All of which perhaps makes it inevitable that looking at this current selections of works – which Rauschenberg specifically created in the ‘80s as a sort of conscious backward-looking review of his work from the ‘60s – is an experience tinged with the same kind of melancholia that accompanies a visit to the hairdresser who insists on holding up a mirror up to show just how the long-haired excesses of youth have been reduced over the years to the present thinning silver strands of maturity.  So while much of the old Pop imagery is present – roller skates and radio sets, tigers and TVs all randomly collaged together with various parasols and other 3-D extensions – everything seems slightly out of focus and filtered through some kind of blurry mist of uncertainty.  And it’s hard not to read this fuzziness as symbolic of the artist suffering a loss of confidence in the artist which, in turn, was perhaps a more general acknowledgement that the swinging Sixties had swung their course and that the future had turned out to be a whole lot less optimistic than it had once seemed so certain to be.

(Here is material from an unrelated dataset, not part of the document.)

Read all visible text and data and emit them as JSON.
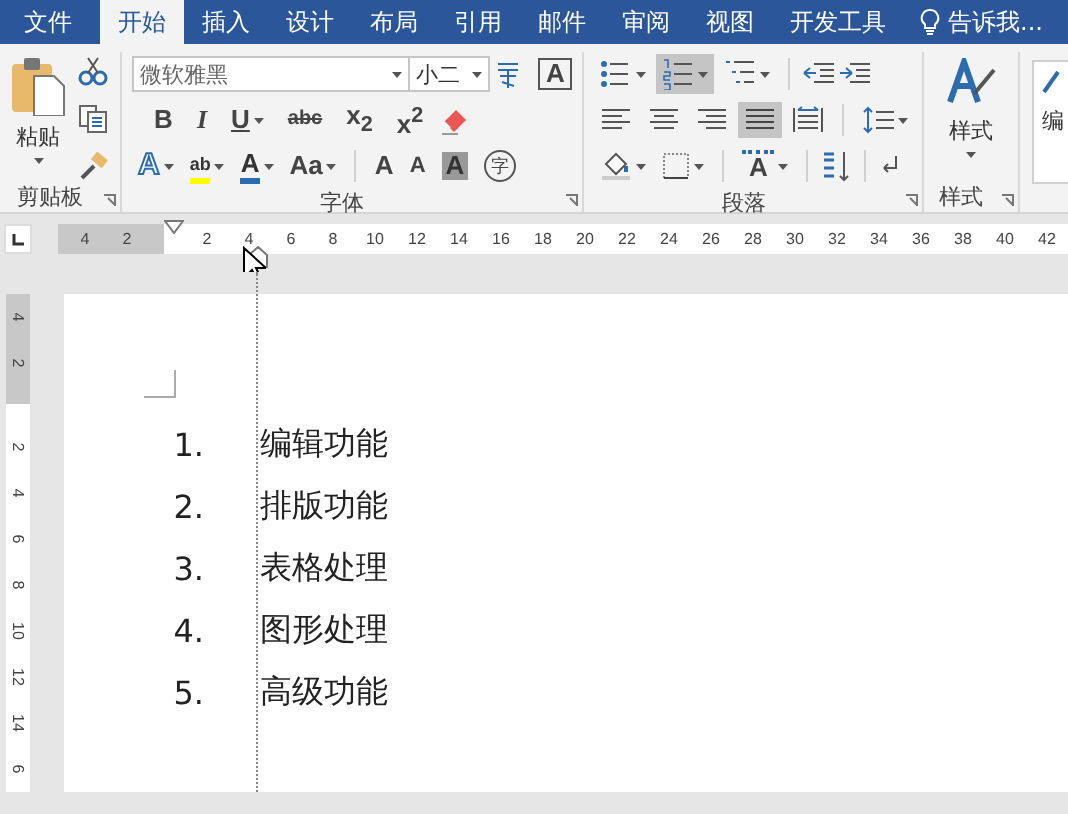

In short, maybe the moral of the story is that artists, wittingly or otherwise, have no real option but to reflect the age in which they live and work.  And when times start to turn darker and more confused they shouldn’t really be blamed for producing works that seem to mirror the desultory world in which they find themselves stuck alongside the rest of us.

On the other hand, I suppose one could argue that there’s not much point in having messengers unless one can take occasional pot shots at them which, I think, is maybe the attitude of Bernard Jacobson whose Gallery is the next stop on today’s brief itinerary.  And, by a rather neat piece of serendipity, the opening work in this current mixed exhibition of prints, designed to commemorate the fiftieth birthday of the eponymous Gallery, is another of these slightly disappointing Rauschenberg silkscreens from the 1980s.  Incidentally, by way of marking the passing of this demi-centenary, Jacobson has indulged himself by adding a series of entertaining autobiographical notations to the usual labels identifying the works on display.  And through which I discover, not only that Rauschenberg could be capricious and mean-spirited, but I’m not alone in thinking that the artist’s work, that had been so vitally impressive at the start of his career, sadly but surely diminished with the passage of time.

Elsewhere included in the eclectic display of personal favourites from the great galerist’s collection are a succession of really very attractive items ranging from small works by Rembrandt, Durer and Goya through portraits by Renoir, Matisse and Picasso and then works of the more recent Modernists like Motherwell, Warhol and Hockney.  And it’s hard to deny that Jacobson has very sophisticated and intelligent good taste which, of course, is really just another way of saying that he’s picked work by artists that I also happen to like.  But what really put a smile on my face as I walked round the Gallery was when I came across the label that explained how Jacobson’s initial interest in art had been sparked when, as a schoolboy, he’d started copying some of Matisse’s early colourful paintings – since my own story is exactly the same.  Indeed, had my dear old French teacher, Mrs Tunstall, not loaned me a couple of postcards of the great Fauvist’s still-lifes so that I could copy them into my project book, well, I might very well not be writing these words today.

One response to “Foreground Groans

  1. Love the little bits of autobiography!

    Found Cage really interesting when I was a student too, haven’t heard anything more recent. Yes it does seem with some artists that their early work is the best. Still, I’m convinced there will be another renaissance – but maybe where we don’t think of looking!